Phan, 43, first elevated Vietnamese cooking to sophisticated heights when he opened The Slanted Door back in 1995. At the time, there were very few Vietnamese restaurants in San Francisco, let alone restaurants offering timeless, traditional dishes with flair.

Immigrating from Vietnam to the United States with his family when he was 13, Phan never dreamed he'd operate one of the nation's most successful Asian restaurants, which has since moved to its high-profile spot in the Ferry Building Marketplace. Although Phan worked at restaurants to earn money while going through college at the University of California at Berkley, his initial career goal was to become an architect.

He worked in the design field for a short time and also tried to break into the world of computer software. Yet, "I always had the idea that I'd someday open a restaurant like this," says Phan, whose parents are business owners.

So, at the age of 33, Phan—along with a small group of family members—decided to take a chance and open The Slanted Door. "I had $30,000 to my name. We were betting everything," he recalls.

He was also hoping that people would flock to a Vietnamese restaurant focused on authentic cooking with fresh local ingredients. The gamble paid off—handsomely. "I was hoping just to make $300 a day in revenues, enough to survive. I've come a long way," says Phan, whose restaurant now supports 22 family members and a total of 180 employees.

Over the last decade, The Slanted Door has earned its reputation at the top pick for classic Vietnamese dishes that appeal to American palates, says San Francisco Chronicle Restaurant Critic Michael Bauer.

"Phan was able to popularize upscale Vietnamese food. He also brings a sensibility to Asian cuisine by going to extraordinary lengths to get great products. He even uses organic fruit at the bar," says Bauer.

The dinner menu often includes classic Vietnamese appetizers like spring rolls with shrimp, pork, mint and peanut dipping sauce; and daikon rice cakes with shitake mushrooms and shallots. Dinner entrees include pan-seared day boat scallops with organic spinach and spicy black bean sauce, grilled Meyer Ranch rib-eye steak with wild mushrooms and garlic-soy dipping sauce and stir-fired chicken with Chinese dates, walnut, fresh ginko and cashew nuts. And, although in Vietnam most people eat fruit for desert, The Slanted Door offers a wide range of fresh-baked pastries and cakes—often topped off with fresh fruit, says Phan.

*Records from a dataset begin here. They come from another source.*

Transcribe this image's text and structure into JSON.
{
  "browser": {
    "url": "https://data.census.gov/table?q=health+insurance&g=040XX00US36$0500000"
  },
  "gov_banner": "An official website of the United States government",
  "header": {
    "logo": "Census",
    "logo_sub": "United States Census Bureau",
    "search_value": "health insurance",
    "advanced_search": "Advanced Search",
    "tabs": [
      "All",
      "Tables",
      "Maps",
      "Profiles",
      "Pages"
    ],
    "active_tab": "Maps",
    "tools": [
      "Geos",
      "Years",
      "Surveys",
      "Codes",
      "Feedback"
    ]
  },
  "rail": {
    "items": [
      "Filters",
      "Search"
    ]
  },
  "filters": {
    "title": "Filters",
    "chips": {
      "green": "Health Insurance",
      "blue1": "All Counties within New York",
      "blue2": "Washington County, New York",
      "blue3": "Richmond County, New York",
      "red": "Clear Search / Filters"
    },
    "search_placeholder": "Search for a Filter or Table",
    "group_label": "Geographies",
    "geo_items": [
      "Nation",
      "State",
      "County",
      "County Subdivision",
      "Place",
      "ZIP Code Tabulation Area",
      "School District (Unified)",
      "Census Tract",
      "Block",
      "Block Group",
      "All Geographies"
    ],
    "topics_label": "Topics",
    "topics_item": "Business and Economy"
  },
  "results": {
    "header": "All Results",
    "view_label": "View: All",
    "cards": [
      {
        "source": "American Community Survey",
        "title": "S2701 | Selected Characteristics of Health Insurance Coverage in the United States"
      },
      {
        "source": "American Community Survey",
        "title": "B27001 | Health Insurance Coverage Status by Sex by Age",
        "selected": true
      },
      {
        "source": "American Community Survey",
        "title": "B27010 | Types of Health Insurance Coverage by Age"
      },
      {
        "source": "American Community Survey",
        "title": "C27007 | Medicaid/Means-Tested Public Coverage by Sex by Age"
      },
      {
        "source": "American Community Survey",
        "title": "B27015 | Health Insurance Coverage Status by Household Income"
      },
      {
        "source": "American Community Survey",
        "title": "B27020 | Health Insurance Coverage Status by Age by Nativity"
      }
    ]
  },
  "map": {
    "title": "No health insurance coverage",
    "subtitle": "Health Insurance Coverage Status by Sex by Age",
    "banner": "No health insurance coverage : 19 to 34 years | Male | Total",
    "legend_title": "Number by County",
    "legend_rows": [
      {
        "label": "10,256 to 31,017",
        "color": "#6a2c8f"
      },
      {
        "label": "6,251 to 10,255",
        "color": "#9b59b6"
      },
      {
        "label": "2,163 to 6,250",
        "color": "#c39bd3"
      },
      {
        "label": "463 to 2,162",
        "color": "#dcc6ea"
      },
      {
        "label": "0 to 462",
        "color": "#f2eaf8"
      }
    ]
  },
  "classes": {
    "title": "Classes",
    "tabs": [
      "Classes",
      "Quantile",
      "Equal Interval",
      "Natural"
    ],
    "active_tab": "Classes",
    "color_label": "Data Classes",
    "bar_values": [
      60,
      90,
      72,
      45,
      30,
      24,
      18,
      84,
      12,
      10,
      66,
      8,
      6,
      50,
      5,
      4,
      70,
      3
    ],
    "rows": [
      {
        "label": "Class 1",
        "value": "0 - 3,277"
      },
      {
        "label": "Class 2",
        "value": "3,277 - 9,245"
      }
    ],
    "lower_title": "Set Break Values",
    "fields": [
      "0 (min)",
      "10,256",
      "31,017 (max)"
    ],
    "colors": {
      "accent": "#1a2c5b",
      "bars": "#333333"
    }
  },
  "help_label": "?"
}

Customers seem to particularly enjoy the Moscato d'Asti gelee with poached yellow peach and granite. The peaches are grown by a local small farmer. The restaurant even uses fresh grown limes, lemons and other fruits in its cocktails. There is no such thing as a premixed drink at The Slanted Door, says Phan.

The Slanted Door also offers one of the most extensive Chinese tea selections in San Francisco, including organically grown Drum Mountain green tea, and an herbal blend of rose buds, chrysanthemum, lichen and fresh ginger. If you're looking for "high-end, artisan teas," this is the place to be, he says.

While the cuisine at The Slanted Door is reminiscent of the cooking Phan grew up with in Vietnam, the restaurant's interior dècor bears no resemblance to a Vietnamese restaurant—in either Asia or the United States. "There are no red lamps or bamboo here," says Phan, describing the interior as sleek and modern. The ambiance, in turn, is high energy, loud and fun.

You may not get a quiet meal at The Slanted Door, but that doesn't seem to matter, says Bauer. "It's always been about the food. It's excellent."